Columbus Day 2019 was celebrated on Monday, October 14, 2019. Recently there has been a movement to change the name to Indigenous Peoples’ Day, and several states and municipalities have embraced this name change. Why? Because they believe the Christopher Columbus was an evil man, who enslaved and killed many of the people he encountered in his quest to discover new lands. That’s a whole other topic.
And what about lynching? This past week, President Trump used the word to describe the current “impeachment hearings” against him that have been going on for the past few months.
Webster defines the term lynching as the following: to inflict punishment upon, especially death, without the forms of law.
Dictionary.com describes it similarly: to put to death, especially by hanging, by mob action and without legal authority.
Used figuratively, one could say that lynching refers to the process of persecution without due process.

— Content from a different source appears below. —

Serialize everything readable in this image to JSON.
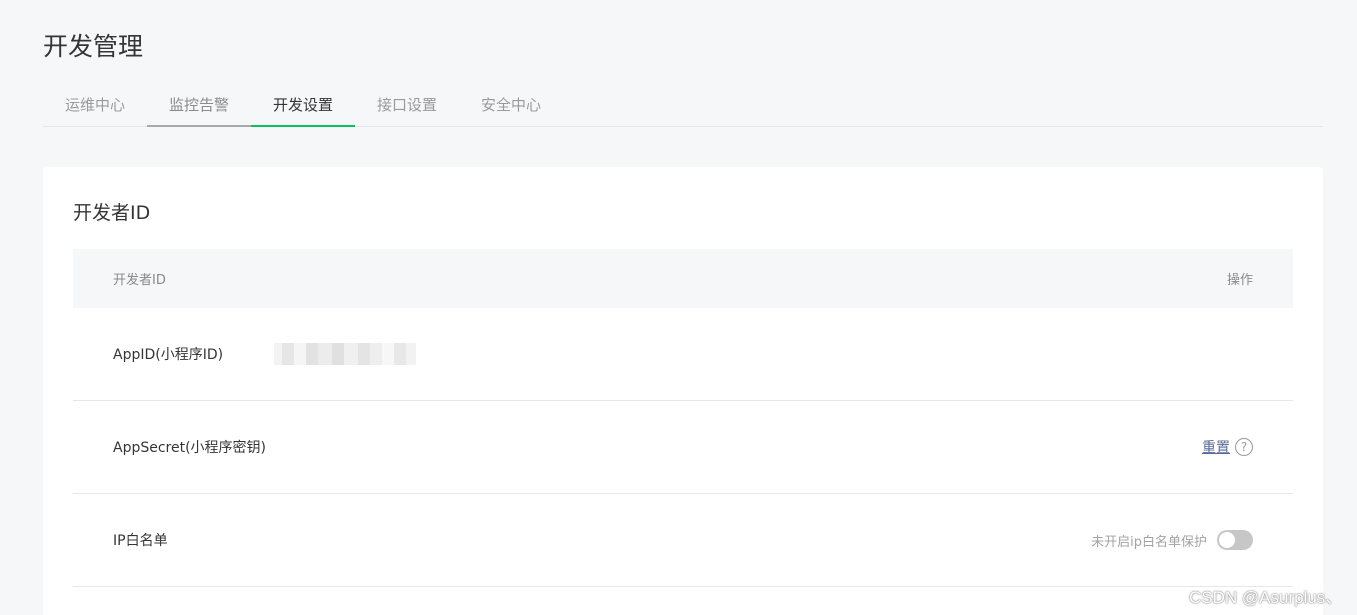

Of course, the word is a disturbing one to anyone who knows American history. There were close to 5,000 deaths in the USA in the 20th century by lynching. Gross and despicable. Unacceptable. No question about it. People were killed simply because someone didn’t like them.
But did you know that the largest lynching in US history involved white victims? That’s right. It happened in New Orleans, Louisiana, in 1891. 19 men were imprisoned unjustly during the murder trial of New Orleans police chief David Hennessey. All men were of Italian/Sicilian descent. The racism against Italian immigrants at the time was rampant. And after the men were acquitted, they were put back in prison. The next day, a mob broke into the prison and lynched the suspects. 11 were killed. 8 hid throughout the prison and escaped death. It was at that time when President Benjamin Harrison, in an effort to ease tensions between Italy and the US due to the incident, declared the first nationwide celebration of Columbus Day in 1892, commemorating the 400th anniversary of the Italian explorer’s landing in the new world.
How fitting it is, then, that this modern-day “lynching” of President Trump is occurring in October, the month our nation celebrates Columbus Day, a day that was put forth following the largest lynching in our nations’ history?